One example of that behavior is a Schwarzschild black hole, which means a black hole with no charge and no rotation (a spinning black hole is a bit more complicated, but it would work as well). The Schwarzschild solution is what is known as a vacuum solution: there is no matter in the spacetime. At any point in spacetime you look, there won't be matter. Still, there certainly is gravity.

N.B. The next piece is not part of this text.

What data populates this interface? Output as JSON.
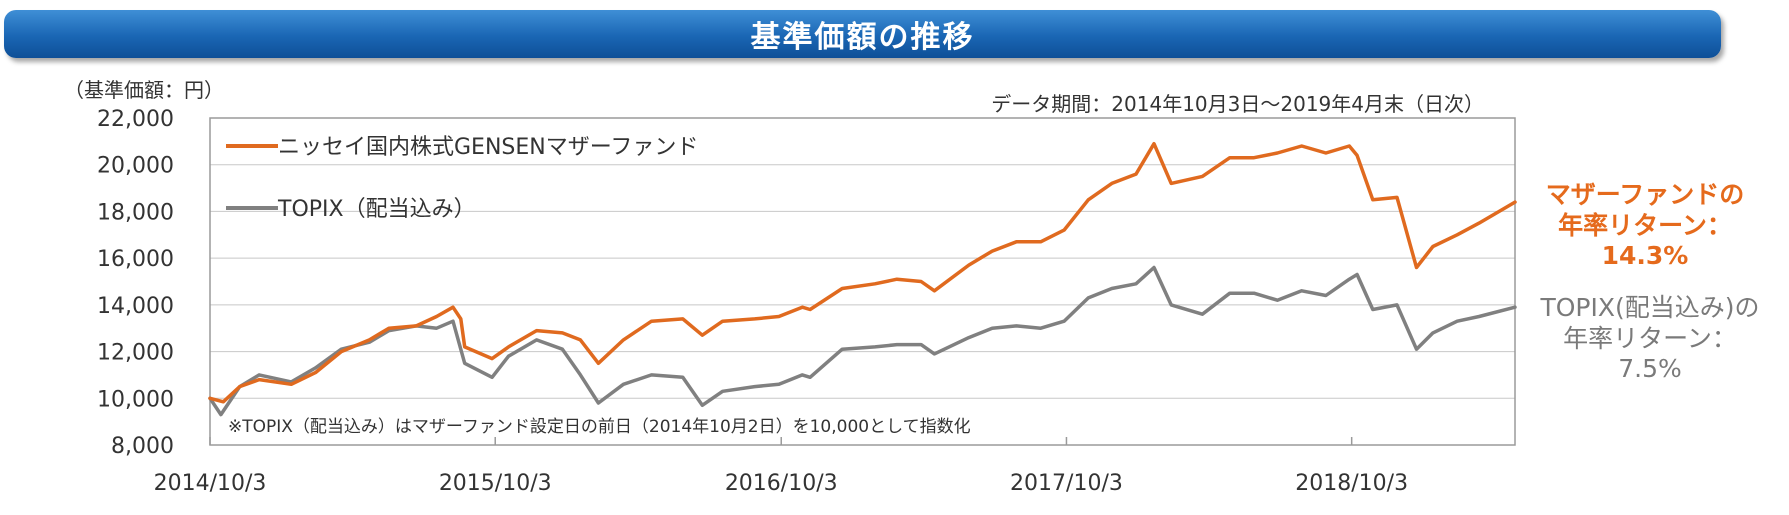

One of the pictorial ways of interpreting this is by noticing that the gravitational field itself possesses "energy" (in quotation marks, because the notion of energy in general relativity is complicated, as mentioned in this blog post by Sean Carroll). By means of $E=mc^2$, having energy means, in some sense, having mass, and hence the gravitational field is a source of even more gravitational field. The gravitational energy "creates" more gravity, which leads to more gravitational energy, and then more gravity and... And this is essentially what we call non-linearity. The effects start piling up on each other and the description gets quite complicated. Far more complicated than what one has in Newtonian gravity or Maxwellian electromagnetism, both of which are linear theories.

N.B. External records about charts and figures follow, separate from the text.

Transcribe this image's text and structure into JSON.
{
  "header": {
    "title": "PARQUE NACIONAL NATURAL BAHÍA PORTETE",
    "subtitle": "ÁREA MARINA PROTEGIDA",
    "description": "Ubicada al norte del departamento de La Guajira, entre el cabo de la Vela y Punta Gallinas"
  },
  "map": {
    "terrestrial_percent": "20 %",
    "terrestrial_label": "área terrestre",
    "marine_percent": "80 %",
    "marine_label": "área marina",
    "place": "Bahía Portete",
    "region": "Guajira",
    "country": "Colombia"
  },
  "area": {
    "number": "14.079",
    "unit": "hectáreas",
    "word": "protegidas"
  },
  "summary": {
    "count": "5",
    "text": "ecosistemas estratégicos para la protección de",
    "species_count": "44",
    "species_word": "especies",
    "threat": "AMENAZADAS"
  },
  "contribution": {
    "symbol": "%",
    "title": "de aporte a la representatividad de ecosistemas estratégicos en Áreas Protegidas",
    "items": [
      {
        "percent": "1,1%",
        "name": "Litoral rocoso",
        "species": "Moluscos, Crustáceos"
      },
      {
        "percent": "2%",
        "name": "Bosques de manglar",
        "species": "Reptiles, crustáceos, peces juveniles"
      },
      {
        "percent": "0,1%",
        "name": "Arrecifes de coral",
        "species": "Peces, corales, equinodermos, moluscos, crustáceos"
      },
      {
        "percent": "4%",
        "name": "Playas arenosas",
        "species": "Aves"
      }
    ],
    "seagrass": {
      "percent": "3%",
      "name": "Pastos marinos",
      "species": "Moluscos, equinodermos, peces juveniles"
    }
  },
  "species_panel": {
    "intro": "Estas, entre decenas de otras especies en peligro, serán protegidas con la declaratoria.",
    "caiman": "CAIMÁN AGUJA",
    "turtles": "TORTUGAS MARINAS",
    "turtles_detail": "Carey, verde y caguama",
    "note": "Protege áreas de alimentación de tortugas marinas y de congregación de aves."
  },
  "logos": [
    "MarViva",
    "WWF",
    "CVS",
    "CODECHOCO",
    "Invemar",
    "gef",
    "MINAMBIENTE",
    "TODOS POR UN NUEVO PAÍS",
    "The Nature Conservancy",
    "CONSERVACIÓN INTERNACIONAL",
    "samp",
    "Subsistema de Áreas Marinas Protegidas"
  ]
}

Notice then that if you add two solutions together, you'll be increasing the amount of gravitational energy. That is a source of more gravity, and hence you'll need to account for this extra gravity, which was not present in the two original solutions.
Disclaimer: notice that this "energy creates more gravity" view is pictorial, and meant only to bring more intuition. There is no way of assigning an "adequate" notion of energy to the gravitational field (see the Sean Carroll blog post for some more detail). While this picture can be used as a way of getting intuition and interpretation, it does have limitations and should be taken with a grain of salt.
Black Holes are made of Vacuum
I noticed this bit of the answer caused some discomfort on the comments, so maybe I should add some more resources on it. I believe Kip Thorne is someone particularly famous who quite often mentions how black holes are made of warped spacetime, instead of compact matter. His comments appear in this site now and again. Here are some instances:
I should also have added before that all of my answer should be understood in the context of General Relativity, which means I'm neglecting all quantum effects. Within the framework of General Relativity, spacetime is a differentiable Lorentzian manifold, which means it must have a well-behaved metric at all points. This prevents the singularity of Schwarzschild spacetime from being a point in the manifold, since a curvature scalar blows up "there". Hence, in the description provided by General Relativity, there is not a single point in Schwarzschild spacetime where there is matter. All points are at vacuum.
"But near the singularity, quantum gravity effects should kick in and—" I agree. This description is not necessarily final, and most likely it will be modified by quantum effects. However, it is important to distinguish what happens in the actual Universe—in which the Schwarzschild solution doesn't even exist, since we had a Big Bang and we have a positive cosmological constant—and what is described by General Relativity. I discussed similar issues (the difference between theory and reality) in this post about Classical Electrodynamics. It is one thing to ask whether an actual black hole corresponds to complete vacuum, and another thing to ask whether a GR solution is a vacuum solution.